Каждый день в столовке дежурило по двое отдыхающих – подметали пол, накрывали столы, подавали еду и так далее. Нам с Зямочкой выдавали фартуки… Нужно было резать хлеб, орать на всех, чтобы убирали за собой… Когда мы дежурили – было весело. В основном там были ученые (потому что отдых от Дома ученых), а нас (меня, Зяму и Булата Окуджаву) туда пускали из сострадания. Сережа с Таней Никитины бывали много раз… Частенько пели песни у костра вечерком… И даже Булат, который делал вид, что терпеть этого не может, много пел… Зямка читал стихи… И всё было замечательно.
Контингент там был постоянный. У нас была своя компания, но Зяме как воздух нужны были новые инъекции собеседников и поклонников.

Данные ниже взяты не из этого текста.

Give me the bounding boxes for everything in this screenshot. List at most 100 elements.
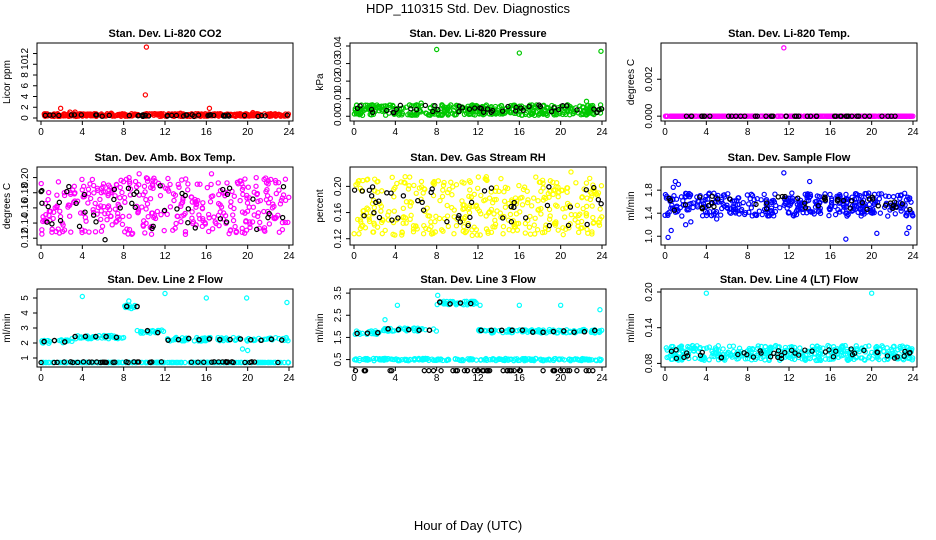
data-point bbox=[141, 183, 148, 190]
data-point bbox=[823, 113, 830, 119]
data-point bbox=[466, 106, 473, 112]
data-point bbox=[98, 216, 104, 223]
x-tick-label: 4 bbox=[80, 127, 86, 138]
data-point bbox=[353, 357, 360, 363]
data-point bbox=[826, 113, 832, 119]
data-point bbox=[424, 355, 431, 362]
data-point bbox=[100, 181, 107, 187]
data-point-outlier bbox=[868, 290, 875, 296]
data-point bbox=[280, 192, 287, 198]
data-point bbox=[802, 205, 809, 211]
x-tick-label: 24 bbox=[283, 373, 295, 384]
data-point bbox=[757, 348, 763, 354]
data-point bbox=[399, 232, 405, 238]
data-point bbox=[283, 334, 289, 341]
data-point bbox=[447, 301, 453, 307]
data-point bbox=[689, 342, 696, 349]
data-point bbox=[890, 113, 896, 119]
data-point bbox=[113, 334, 120, 341]
data-point bbox=[378, 203, 385, 210]
data-point bbox=[777, 205, 783, 211]
data-point bbox=[179, 190, 185, 197]
data-point bbox=[524, 199, 531, 206]
data-point bbox=[157, 192, 164, 199]
data-point bbox=[507, 109, 514, 116]
data-point bbox=[223, 219, 230, 225]
data-point bbox=[51, 337, 58, 344]
x-tick-label: 8 bbox=[121, 127, 127, 138]
data-point bbox=[368, 106, 375, 113]
data-point bbox=[717, 212, 724, 218]
data-point bbox=[205, 112, 211, 119]
data-point bbox=[148, 231, 155, 237]
data-point bbox=[483, 176, 489, 183]
data-point bbox=[418, 109, 424, 115]
x-tick-label: 4 bbox=[393, 251, 399, 262]
data-point-outlier bbox=[244, 347, 251, 354]
data-point bbox=[170, 191, 177, 197]
data-point bbox=[61, 192, 68, 199]
data-point bbox=[590, 214, 596, 221]
data-point bbox=[197, 181, 203, 187]
data-point bbox=[907, 206, 913, 213]
data-point bbox=[802, 347, 808, 353]
data-point bbox=[77, 335, 83, 341]
data-point bbox=[540, 185, 546, 191]
data-point bbox=[858, 194, 865, 200]
data-point bbox=[892, 211, 898, 217]
data-point bbox=[149, 359, 155, 365]
data-point bbox=[866, 113, 873, 119]
data-point bbox=[498, 327, 505, 334]
data-point bbox=[560, 328, 567, 334]
data-point bbox=[699, 113, 705, 119]
data-point bbox=[61, 227, 68, 233]
data-point bbox=[427, 105, 434, 111]
data-point bbox=[232, 113, 239, 119]
data-point bbox=[535, 198, 541, 204]
data-point bbox=[45, 189, 52, 196]
data-point bbox=[250, 196, 256, 202]
data-point bbox=[532, 231, 538, 237]
data-point bbox=[366, 218, 373, 225]
data-point bbox=[285, 111, 292, 117]
data-point bbox=[390, 231, 396, 238]
data-point bbox=[119, 335, 125, 341]
data-point bbox=[361, 107, 367, 113]
data-point bbox=[902, 202, 908, 208]
data-point bbox=[41, 338, 47, 345]
data-point bbox=[516, 367, 523, 374]
data-point bbox=[540, 111, 547, 117]
data-point bbox=[353, 328, 360, 334]
data-point bbox=[277, 201, 284, 207]
x-tick-label: 4 bbox=[80, 251, 86, 262]
y-tick-label: 8 bbox=[20, 72, 31, 78]
data-point bbox=[590, 220, 596, 226]
data-point bbox=[219, 336, 225, 342]
data-point bbox=[486, 367, 493, 374]
data-point bbox=[385, 217, 392, 223]
data-point bbox=[149, 181, 156, 187]
data-point-outlier bbox=[806, 178, 813, 185]
data-point bbox=[49, 221, 55, 227]
data-point bbox=[830, 344, 837, 350]
data-point bbox=[706, 344, 713, 350]
data-point bbox=[481, 367, 487, 374]
data-point bbox=[791, 356, 798, 363]
data-point bbox=[139, 204, 145, 210]
data-point bbox=[39, 200, 45, 206]
data-point bbox=[268, 359, 274, 366]
data-point bbox=[426, 367, 432, 374]
data-point bbox=[595, 219, 602, 226]
data-point bbox=[111, 186, 118, 193]
data-point bbox=[484, 357, 490, 364]
data-point bbox=[674, 203, 680, 209]
data-point bbox=[444, 213, 451, 219]
y-tick-label: 4 bbox=[20, 310, 31, 316]
data-point bbox=[508, 329, 515, 336]
y-tick-label: 0.002 bbox=[644, 66, 655, 91]
data-point bbox=[460, 228, 466, 234]
data-point bbox=[804, 113, 811, 119]
data-point bbox=[559, 187, 566, 194]
data-point bbox=[725, 113, 732, 119]
data-point-outlier bbox=[126, 298, 132, 304]
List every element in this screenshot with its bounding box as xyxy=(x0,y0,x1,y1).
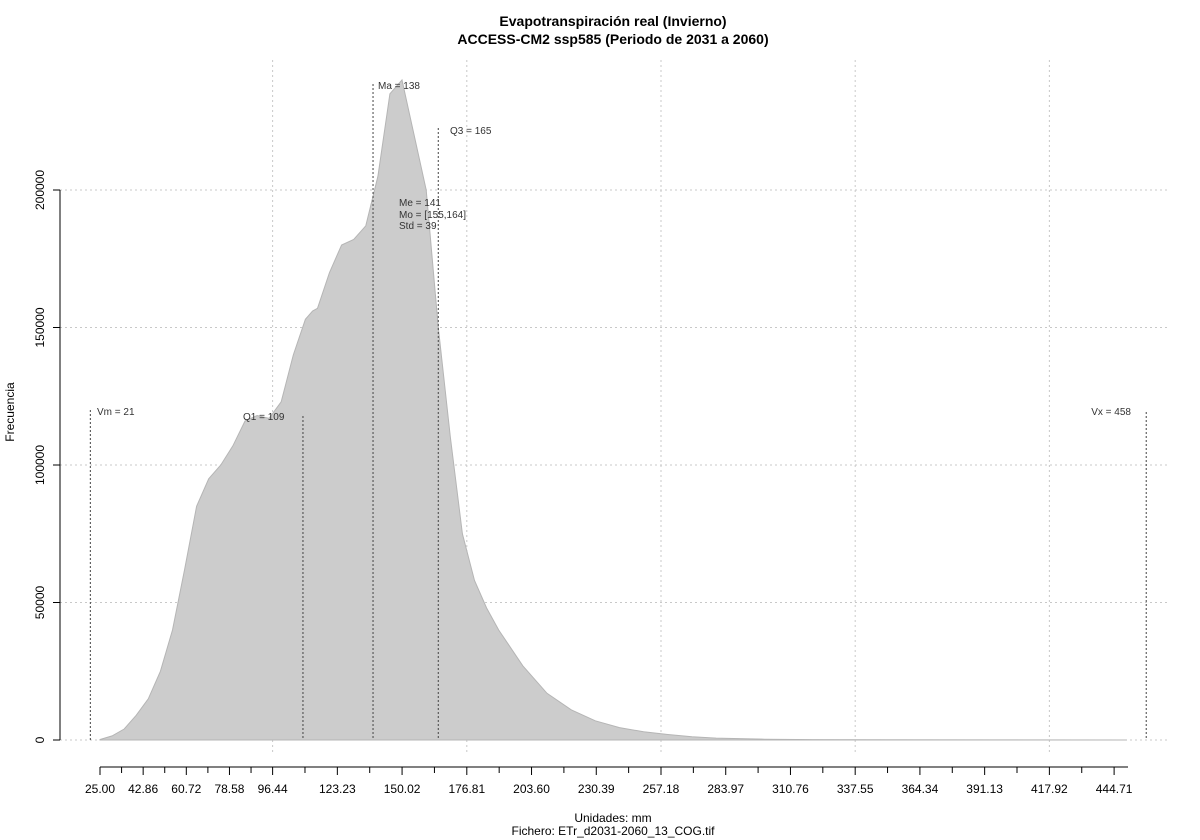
x-tick-label: 150.02 xyxy=(384,782,421,796)
x-tick-label: 25.00 xyxy=(85,782,115,796)
y-tick-label: 100000 xyxy=(33,445,47,485)
y-tick-label: 50000 xyxy=(33,585,47,619)
x-tick-label: 42.86 xyxy=(128,782,158,796)
y-tick-label: 0 xyxy=(33,736,47,743)
x-axis-ticks: 25.00 42.86 60.72 78.58 96.44 123.23 150.02 176… xyxy=(85,767,1133,796)
annotation-q1: Q1 = 109 xyxy=(243,412,285,423)
annotation-mo: Mo = [155,164] xyxy=(399,210,466,221)
x-tick-label: 176.81 xyxy=(448,782,485,796)
x-tick-label: 78.58 xyxy=(214,782,244,796)
x-tick-label: 310.76 xyxy=(772,782,809,796)
annotation-me: Me = 141 xyxy=(399,198,441,209)
annotation-std: Std = 39 xyxy=(399,221,437,232)
annotation-vx: Vx = 458 xyxy=(1091,407,1131,418)
file-caption: Fichero: ETr_d2031-2060_13_COG.tif xyxy=(512,824,716,838)
y-tick-label: 200000 xyxy=(33,170,47,210)
y-axis-ticks: 0 50000 100000 150000 200000 xyxy=(33,170,60,743)
annotation-q3: Q3 = 165 xyxy=(450,126,492,137)
x-tick-label: 257.18 xyxy=(643,782,680,796)
x-tick-label: 337.55 xyxy=(837,782,874,796)
x-axis-label: Unidades: mm xyxy=(574,811,651,825)
x-tick-label: 391.13 xyxy=(966,782,1003,796)
x-tick-label: 364.34 xyxy=(902,782,939,796)
x-tick-label: 283.97 xyxy=(707,782,744,796)
marker-lines xyxy=(89,84,1147,740)
x-tick-label: 230.39 xyxy=(578,782,615,796)
x-tick-label: 417.92 xyxy=(1031,782,1068,796)
x-tick-label: 96.44 xyxy=(258,782,288,796)
x-tick-label: 203.60 xyxy=(513,782,550,796)
density-area xyxy=(99,78,1127,741)
x-tick-label: 60.72 xyxy=(171,782,201,796)
chart-subtitle: ACCESS-CM2 ssp585 (Periodo de 2031 a 206… xyxy=(457,31,768,47)
x-tick-label: 123.23 xyxy=(319,782,356,796)
annotation-ma: Ma = 138 xyxy=(378,81,420,92)
x-tick-label: 444.71 xyxy=(1096,782,1133,796)
annotation-vm: Vm = 21 xyxy=(97,407,135,418)
chart-title: Evapotranspiración real (Invierno) xyxy=(499,13,726,29)
y-axis-label: Frecuencia xyxy=(3,382,17,442)
y-tick-label: 150000 xyxy=(33,307,47,347)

Есть актеры, как, например, покойный Папанов, которые носят огромные черные очки, кепку до бровей, чтобы ни-ни, никто не узнал и не приставал с автографами… А есть люди, которые стоят открытыми и голыми и ждут: когда же их заметят?.. когда набегут?.. Этакая паническая жажда круглосуточной популярности… Зяма искал не того, кто будет просить у него автограф, не того, кто будет хлопать ресницами и повторять: «Смотрите, живой Гердт!..» – нет. Он искал новую аудиторию. Мог устать от нее через секунду, потерять интерес… Но всё равно шел к людям сам, в надежде на неслыханное…

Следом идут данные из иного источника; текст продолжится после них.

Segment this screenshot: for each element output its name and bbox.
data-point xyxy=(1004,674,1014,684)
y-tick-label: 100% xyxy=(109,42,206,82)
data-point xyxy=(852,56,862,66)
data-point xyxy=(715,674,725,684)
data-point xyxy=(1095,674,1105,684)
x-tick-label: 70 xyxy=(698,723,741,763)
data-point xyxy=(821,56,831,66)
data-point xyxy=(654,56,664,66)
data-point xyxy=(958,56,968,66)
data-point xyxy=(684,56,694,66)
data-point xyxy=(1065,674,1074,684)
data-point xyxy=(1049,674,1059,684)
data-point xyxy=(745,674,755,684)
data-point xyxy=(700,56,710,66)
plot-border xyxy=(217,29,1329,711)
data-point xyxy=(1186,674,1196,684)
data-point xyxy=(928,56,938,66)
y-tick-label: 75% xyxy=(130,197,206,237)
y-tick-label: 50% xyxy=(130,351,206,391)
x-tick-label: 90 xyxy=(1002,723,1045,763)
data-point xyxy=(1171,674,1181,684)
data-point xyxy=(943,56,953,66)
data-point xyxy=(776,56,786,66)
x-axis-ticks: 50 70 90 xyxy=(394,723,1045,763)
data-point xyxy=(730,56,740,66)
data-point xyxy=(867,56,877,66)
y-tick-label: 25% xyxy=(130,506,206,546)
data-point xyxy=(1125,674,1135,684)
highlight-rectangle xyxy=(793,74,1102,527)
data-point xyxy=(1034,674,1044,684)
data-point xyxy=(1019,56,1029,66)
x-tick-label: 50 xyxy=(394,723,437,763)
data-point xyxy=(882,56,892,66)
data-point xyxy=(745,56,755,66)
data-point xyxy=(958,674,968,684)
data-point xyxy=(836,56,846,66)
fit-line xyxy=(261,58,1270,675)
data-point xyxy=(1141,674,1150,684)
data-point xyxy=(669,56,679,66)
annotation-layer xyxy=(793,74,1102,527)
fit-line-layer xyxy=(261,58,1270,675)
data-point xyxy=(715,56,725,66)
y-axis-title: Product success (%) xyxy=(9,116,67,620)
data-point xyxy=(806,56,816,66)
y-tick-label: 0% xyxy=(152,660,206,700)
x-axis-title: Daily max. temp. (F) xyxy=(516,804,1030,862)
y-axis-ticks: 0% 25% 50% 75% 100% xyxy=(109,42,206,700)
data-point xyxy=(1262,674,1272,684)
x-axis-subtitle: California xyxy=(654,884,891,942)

Звонит Зяма: «Всё!.. Срочно берем жен и детей… по машинам… и поехали».
Нижнее Эшери… Недалеко от Сухуми… Красота невообразимая… У нас с женой и сыном какой-то сарай… Зяме с Таней и Катей досталось какое-то подобное жилье с комнатой чуть побольше. Над кроватью Зямы огромный портрет Сталина, вытканный на ковре, правда, Таня его завесила занавесочкой. И вот такая картина: невероятных размеров завешенный Сталин, а под ним маленькое тело Зямы, испытывающего патологическую «любовь» к этой фигуре… А фамилия хозяина дома, где жил Зямка, как сейчас помню, была – Липартия… И вот Зяма жил у Партии, под Сталиным.
Море было недалеко. Но для того, чтобы до него дойти, требовались и силы, и нервы, поскольку дорога представляла собой каменную россыпь из булыжников, голышей и маленьких острых камешков. Это сейчас придумали шлепанцы и сандалии на толстой и мягкой подошве, а тогда… Но Зямин оптимизм побеждал.

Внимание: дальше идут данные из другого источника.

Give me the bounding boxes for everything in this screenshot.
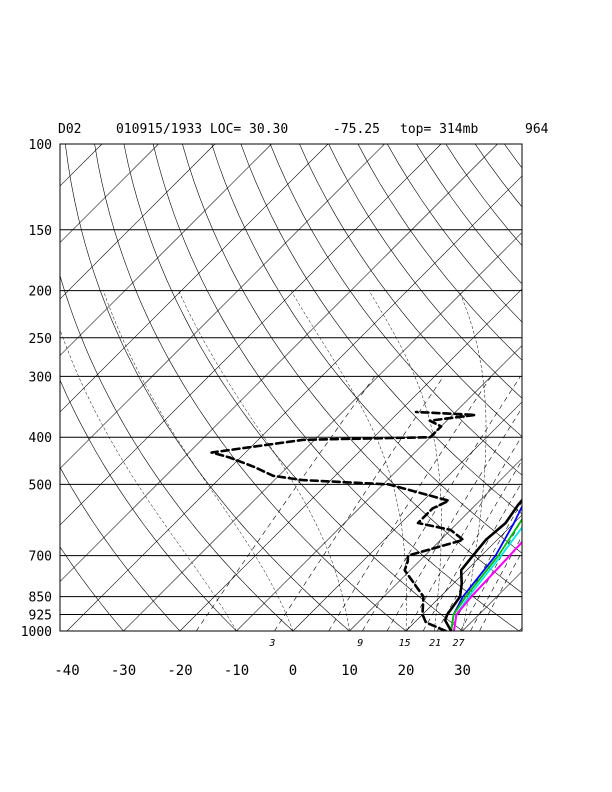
dry-adiabat-line (269, 144, 522, 476)
pressure-tick-label: 150 (29, 224, 52, 239)
mixing-ratio-label: 27 (452, 638, 464, 649)
cyan-parcel-line (453, 525, 522, 631)
blue-parcel-line (450, 504, 522, 631)
dry-adiabat-line (123, 144, 463, 631)
temperature-tick-label: 0 (289, 663, 297, 679)
temperature-tick-label: -20 (167, 663, 192, 679)
dry-adiabat-line (534, 144, 612, 631)
pressure-tick-label: 300 (29, 370, 52, 385)
header-datetime-location: 010915/1933 LOC= 30.30 (116, 122, 288, 137)
dry-adiabat-line (299, 144, 522, 437)
isotherm-line (349, 458, 522, 631)
green-parcel-line (450, 517, 522, 631)
temperature-tick-label: -10 (224, 663, 249, 679)
moist-adiabat-line (290, 290, 407, 631)
mixing-ratio-label: 9 (357, 638, 363, 649)
mixing-ratio-label: 3 (268, 638, 275, 649)
isotherm-line (236, 345, 522, 631)
pressure-tick-label: 700 (29, 550, 52, 565)
temperature-tick-label: -30 (111, 663, 136, 679)
dry-adiabat-line (60, 466, 181, 631)
pressure-tick-label: 1000 (21, 625, 52, 640)
mixing-ratio-line (460, 518, 522, 631)
magenta-parcel-line (453, 540, 522, 631)
isotherm-line (462, 571, 522, 631)
pressure-tick-label: 400 (29, 431, 52, 446)
temperature-tick-label: -40 (54, 663, 79, 679)
profile-series (210, 410, 522, 631)
isotherm-line (518, 627, 522, 631)
plot-frame (59, 143, 523, 632)
isotherm-line (60, 144, 159, 243)
isobars (60, 143, 522, 632)
moist-adiabat-line (103, 290, 294, 631)
mixing-ratio-line (422, 459, 522, 631)
header-longitude: -75.25 (333, 122, 380, 137)
dry-adiabat-line (563, 144, 612, 631)
dry-adiabat-line (240, 144, 522, 515)
mixing-ratio-line (328, 376, 492, 631)
isotherm-line (60, 144, 329, 413)
isotherm-line (60, 144, 442, 526)
dry-adiabat-line (504, 144, 522, 169)
temperature-axis-labels: -40 -30 -20 -10 0 10 20 30 (54, 663, 471, 679)
mixing-ratio-line (406, 435, 522, 631)
header-domain: D02 (58, 122, 81, 137)
dry-adiabat-line (182, 144, 522, 594)
dry-adiabat-line (60, 274, 294, 631)
dry-adiabat-line (357, 144, 522, 361)
mixing-ratio-line (386, 407, 522, 631)
header-extra: 964 (525, 122, 549, 137)
dry-adiabat-line (60, 546, 124, 631)
mixing-ratio-line (274, 376, 444, 631)
mixing-ratio-line (362, 376, 521, 631)
mixing-ratio-label: 15 (399, 638, 411, 649)
isotherm-line (60, 144, 216, 300)
header-top: top= 314mb (400, 122, 478, 137)
dry-adiabat-line (152, 144, 520, 631)
temperature-tick-label: 20 (398, 663, 415, 679)
moist-adiabat-line (60, 328, 237, 631)
mixing-ratio-line (470, 535, 522, 631)
pressure-tick-label: 500 (29, 478, 52, 493)
isotherm-line (405, 514, 522, 631)
pressure-tick-label: 100 (29, 138, 52, 153)
isotherm-line (60, 144, 385, 469)
isotherm-line (179, 288, 522, 631)
dry-adiabat-line (592, 144, 612, 631)
temperature-tick-label: 30 (454, 663, 471, 679)
moist-adiabat-line (368, 290, 442, 631)
dry-adiabat-line (416, 144, 522, 285)
background-diagram-lines (60, 144, 612, 631)
temperature-profile-line (443, 498, 522, 631)
pressure-tick-label: 250 (29, 332, 52, 347)
pressure-tick-label: 850 (29, 591, 52, 606)
mixing-ratio-labels: 3 9 15 21 27 (268, 638, 464, 649)
pressure-tick-label: 925 (29, 609, 52, 624)
isotherm-line (60, 144, 498, 582)
pressure-tick-label: 200 (29, 285, 52, 300)
mixing-ratio-line (479, 551, 522, 631)
isotherm-line (576, 144, 612, 631)
mixing-ratio-line (195, 376, 375, 631)
temperature-tick-label: 10 (341, 663, 358, 679)
isotherm-line (292, 401, 522, 631)
dewpoint-profile-line (210, 410, 477, 631)
isotherm-line (66, 175, 522, 631)
moist-adiabat-line (178, 290, 350, 631)
mixing-ratio-label: 21 (429, 638, 441, 649)
isotherm-line (60, 144, 272, 356)
mixing-ratio-line (436, 481, 522, 631)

«Никаких курортов и санаториев!.. Только чистая природа, натуральные продукты, натуральные поселяне…»
Вдобавок к натуральным поселянам в первую же ночь мы поняли, что через нас проходит железная дорога. Это было волшебно… каждую ночь мы «тряслись» в поезде, и нас увозило из этого села то на юг, то на север… Но каждое утро мы просыпались опять в Нижнем Эшери…
На заре советской автомобильной эры у всех нас, естественно, была мечта купить машину. А это по тем временам было дикой проблемой. Нужно было ходить, клянчить, подписывать бумажки, чтобы тебя поставили на очередь… Мы с Зямой записывались в очередь, а потом жгли костры по ночам вместе с другими алчущими, чтобы ее (очередь) не проворонить, чтобы тебя (не приведи Господи) не забыли в лицо… И продавали мы машины тоже всегда вместе.
В Южном порту была знаменитая автомобильная комиссионка. Там было несколько отсеков. Первый – для очередников на «Москвича», на которого ты стоял в этой очереди четыре года (то есть для простых смертных). Второй – содержал в себе машины, на которых можно было ездить: списанные с посольств, с дипкорпуса… А потом… в самом конце… был третий отсек, представлявший собою такой маленький загончик, в котором стояли машины, доступ к которым имели только дети политбюровских шишек, космонавты – в общем, люди, достойные во всех отношениях… Там стояли (как тогда говорили с придыханием) иномарки.